# forces question

• Feb 20th 2010, 09:14 AM
william
forces question
A mass of 20kg is suspended from a ceiling by two lengths of rope that make angles of 30^o and 45^o with the ceiling. Determine the tension in each of the ropes.

i drew the triangle and found out the other angles using triangle properties and ended up with

T1/sin45=T2/sin60=196N/sin95

T1=196(sin45)/sin95=139.1 N and T2=196N(sin60)/sin95=170.3N

the book shows the answers to be 143.48N and 175.73N and i can't figure out how i went wrong
• Feb 20th 2010, 09:34 AM
HallsofIvy
Is that "95" a typo for "45"? If not, where did you get it?
• Feb 20th 2010, 09:45 AM
william
Quote:

Originally Posted by HallsofIvy
Is that "95" a typo for "45"? If not, where did you get it?

it should actually be a 75, i made a typo i was working on a couple problems at once. i drew the trangle for the problem with the angles, and added 45 and 30 to get 75^o, its hard to exaplin without my diagram present, obviously, so i am just looking for a verification of the calculations as i cannot see what i did wrong
• Feb 20th 2010, 10:29 AM
e^(i*pi)
Quote:

Originally Posted by william
A mass of 20kg is suspended from a ceiling by two lengths of rope that make angles of 30^o and 45^o with the ceiling. Determine the tension in each of the ropes.

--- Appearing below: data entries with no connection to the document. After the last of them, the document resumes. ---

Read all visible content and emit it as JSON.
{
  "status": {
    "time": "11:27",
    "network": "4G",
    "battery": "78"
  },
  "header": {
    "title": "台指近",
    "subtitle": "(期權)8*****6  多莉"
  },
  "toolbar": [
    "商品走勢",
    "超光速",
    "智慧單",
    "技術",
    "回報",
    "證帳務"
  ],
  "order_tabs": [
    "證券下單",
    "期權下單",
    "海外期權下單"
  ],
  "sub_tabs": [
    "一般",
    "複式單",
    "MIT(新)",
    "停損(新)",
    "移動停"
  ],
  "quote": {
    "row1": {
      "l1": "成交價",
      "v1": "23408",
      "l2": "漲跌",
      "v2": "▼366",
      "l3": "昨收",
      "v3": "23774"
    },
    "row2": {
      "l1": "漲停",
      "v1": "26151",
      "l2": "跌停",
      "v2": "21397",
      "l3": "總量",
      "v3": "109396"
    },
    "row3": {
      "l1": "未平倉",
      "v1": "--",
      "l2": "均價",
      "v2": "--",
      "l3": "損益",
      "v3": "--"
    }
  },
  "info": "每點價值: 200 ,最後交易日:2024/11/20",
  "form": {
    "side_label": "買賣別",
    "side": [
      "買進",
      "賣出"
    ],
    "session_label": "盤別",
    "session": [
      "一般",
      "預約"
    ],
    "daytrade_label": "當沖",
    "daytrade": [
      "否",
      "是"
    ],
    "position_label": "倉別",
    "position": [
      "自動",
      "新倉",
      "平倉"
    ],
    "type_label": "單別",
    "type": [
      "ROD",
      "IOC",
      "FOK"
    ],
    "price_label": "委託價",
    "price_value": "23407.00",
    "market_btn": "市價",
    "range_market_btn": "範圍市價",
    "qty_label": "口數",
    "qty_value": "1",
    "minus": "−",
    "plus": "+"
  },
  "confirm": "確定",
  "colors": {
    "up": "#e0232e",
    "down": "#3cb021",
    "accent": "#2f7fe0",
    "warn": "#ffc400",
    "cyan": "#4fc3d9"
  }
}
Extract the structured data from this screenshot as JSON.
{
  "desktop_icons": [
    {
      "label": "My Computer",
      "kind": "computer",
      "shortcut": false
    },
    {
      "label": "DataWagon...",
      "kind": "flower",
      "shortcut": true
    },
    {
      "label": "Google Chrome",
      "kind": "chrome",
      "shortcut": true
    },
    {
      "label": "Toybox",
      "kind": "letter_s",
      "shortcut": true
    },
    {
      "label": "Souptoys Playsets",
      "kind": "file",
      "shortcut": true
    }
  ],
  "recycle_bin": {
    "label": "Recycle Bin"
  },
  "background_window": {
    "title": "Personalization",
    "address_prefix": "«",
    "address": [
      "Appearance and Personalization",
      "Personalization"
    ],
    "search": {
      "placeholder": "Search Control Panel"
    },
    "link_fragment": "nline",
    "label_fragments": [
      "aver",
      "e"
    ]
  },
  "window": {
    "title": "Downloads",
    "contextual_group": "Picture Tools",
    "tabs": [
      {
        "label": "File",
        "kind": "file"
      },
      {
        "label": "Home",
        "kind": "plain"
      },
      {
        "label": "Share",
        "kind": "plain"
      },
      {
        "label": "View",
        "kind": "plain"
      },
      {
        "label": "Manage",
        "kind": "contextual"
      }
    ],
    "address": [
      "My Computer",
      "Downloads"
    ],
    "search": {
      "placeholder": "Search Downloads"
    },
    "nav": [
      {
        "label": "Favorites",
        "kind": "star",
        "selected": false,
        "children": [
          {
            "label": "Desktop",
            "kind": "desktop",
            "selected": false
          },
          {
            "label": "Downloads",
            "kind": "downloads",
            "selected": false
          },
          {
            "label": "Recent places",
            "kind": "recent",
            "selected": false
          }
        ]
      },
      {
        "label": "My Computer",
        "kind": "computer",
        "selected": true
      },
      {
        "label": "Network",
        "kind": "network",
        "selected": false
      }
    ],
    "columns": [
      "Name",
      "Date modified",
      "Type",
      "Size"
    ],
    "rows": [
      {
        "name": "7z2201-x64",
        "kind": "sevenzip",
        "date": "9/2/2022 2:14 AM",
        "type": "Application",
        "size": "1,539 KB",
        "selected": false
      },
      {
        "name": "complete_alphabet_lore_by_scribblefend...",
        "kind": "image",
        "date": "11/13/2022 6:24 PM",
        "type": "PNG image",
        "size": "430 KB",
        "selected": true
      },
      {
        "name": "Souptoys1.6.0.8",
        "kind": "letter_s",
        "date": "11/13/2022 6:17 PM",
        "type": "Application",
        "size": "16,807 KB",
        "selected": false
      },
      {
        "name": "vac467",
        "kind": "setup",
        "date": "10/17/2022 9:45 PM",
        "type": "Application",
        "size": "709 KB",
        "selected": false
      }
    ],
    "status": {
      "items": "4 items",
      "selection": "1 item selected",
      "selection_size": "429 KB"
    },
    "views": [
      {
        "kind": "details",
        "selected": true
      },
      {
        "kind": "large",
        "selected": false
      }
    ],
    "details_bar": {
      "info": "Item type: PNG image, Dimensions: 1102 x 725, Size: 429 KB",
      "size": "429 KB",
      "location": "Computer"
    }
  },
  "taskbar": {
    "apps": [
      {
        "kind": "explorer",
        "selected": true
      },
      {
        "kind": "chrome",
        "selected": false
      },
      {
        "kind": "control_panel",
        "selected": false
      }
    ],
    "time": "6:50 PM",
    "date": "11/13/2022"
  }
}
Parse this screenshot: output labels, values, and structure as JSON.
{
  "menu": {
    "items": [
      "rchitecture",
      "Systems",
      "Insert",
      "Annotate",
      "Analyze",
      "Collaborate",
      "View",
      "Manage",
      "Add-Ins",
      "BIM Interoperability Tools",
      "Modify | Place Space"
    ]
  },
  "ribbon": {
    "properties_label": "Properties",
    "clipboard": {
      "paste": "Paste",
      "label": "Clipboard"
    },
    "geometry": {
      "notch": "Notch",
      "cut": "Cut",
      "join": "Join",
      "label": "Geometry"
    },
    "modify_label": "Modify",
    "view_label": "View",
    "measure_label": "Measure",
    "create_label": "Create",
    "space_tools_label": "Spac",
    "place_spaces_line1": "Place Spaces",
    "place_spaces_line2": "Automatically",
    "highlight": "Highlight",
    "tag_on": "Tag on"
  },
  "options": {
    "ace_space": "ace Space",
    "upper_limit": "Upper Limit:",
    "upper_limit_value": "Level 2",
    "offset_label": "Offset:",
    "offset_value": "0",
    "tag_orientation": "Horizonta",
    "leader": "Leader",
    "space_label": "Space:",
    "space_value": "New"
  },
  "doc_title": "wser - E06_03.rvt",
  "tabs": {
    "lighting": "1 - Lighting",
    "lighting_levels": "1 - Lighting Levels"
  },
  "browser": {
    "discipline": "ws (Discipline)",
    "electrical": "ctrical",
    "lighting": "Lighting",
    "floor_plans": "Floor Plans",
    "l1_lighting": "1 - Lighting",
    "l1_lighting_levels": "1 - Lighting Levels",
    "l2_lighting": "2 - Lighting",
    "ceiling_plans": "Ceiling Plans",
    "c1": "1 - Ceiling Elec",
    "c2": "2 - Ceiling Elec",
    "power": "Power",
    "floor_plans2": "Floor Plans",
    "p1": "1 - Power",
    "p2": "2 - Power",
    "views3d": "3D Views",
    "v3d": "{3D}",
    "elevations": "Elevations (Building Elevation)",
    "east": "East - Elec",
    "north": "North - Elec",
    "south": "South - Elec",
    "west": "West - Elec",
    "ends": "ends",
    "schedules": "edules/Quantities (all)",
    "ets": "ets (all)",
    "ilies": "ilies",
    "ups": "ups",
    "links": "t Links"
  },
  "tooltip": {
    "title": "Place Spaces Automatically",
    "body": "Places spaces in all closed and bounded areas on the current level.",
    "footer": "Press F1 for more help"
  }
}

i drew the triangle and found out the other angles using triangle properties and ended up with

T1/sin45=T2/sin60=196N/sin95

T1=196(sin45)/sin95=139.1 N and T2=196N(sin60)/sin95=170.3N

the book shows the answers to be 143.48N and 175.73N and i can't figure out how i went wrong

Edit: turns out I get the book answers when I set g = 9.8. For future reference it would be an immense help if you could tell us what the book uses for g as some use 9.8, some 9.81

First of all we need to know what value of $g$ your book uses. I am using $g = 9.81 \text {N kg}^{-1}$

This is a problem with resolving the forces horizontally and vertically.

Also these are common angles and the values should be known

$\sin (30) = \frac{1}{2}$, $\cos (30) = \frac{\sqrt3}{2}$

$\sin (45) = \cos (45) = \frac{\sqrt2}{2}$

Vertically

Down: $mg = 20g$

Up: $T_1 \sin (30) + T_2 \sin (45)$

If the object is in equilibrium the resultant force is 0 and so these two are equal

$20g = \frac{T_1}{2} + \frac{T_2 \sqrt{2}}{2} = \frac{T_1 + T_2 \sqrt2}{2}$

$T_1 + T_2\sqrt2 = 40g$ (eq1)

Horizontally

Left: $T_1 \cos (30)$
Right: $T_2 \cos (45)$

Since there is no horizontal movement these forces are equal

$T_1 \cos (30) = T_2 \cos (45)$

This is equal to $T_1\sqrt3 = T_2 \sqrt2$ (eq2)

--------------------------------------------

We now have two equations and two variables

$T_1 + T_2\sqrt2 = 40g$ (eq1)

$T_1\sqrt3 = T_2 \sqrt2$ (eq2)

Spoiler:
$T_2 = T_1\, \sqrt{\frac{3}{2}}$

$T_1 + \sqrt{2} T_1\, \sqrt{\frac{3}{2}} = T_1 + T_1 \sqrt3 = 40g$

$T_1 = \frac{40g}{1+\sqrt3} = 148.63 \text{ N}$

$T_2 = \frac{40g}{1+\sqrt3} \cdot \sqrt{\frac{3}{2}} = 175.90 \text { N}$

My answers are relatively close to the book's.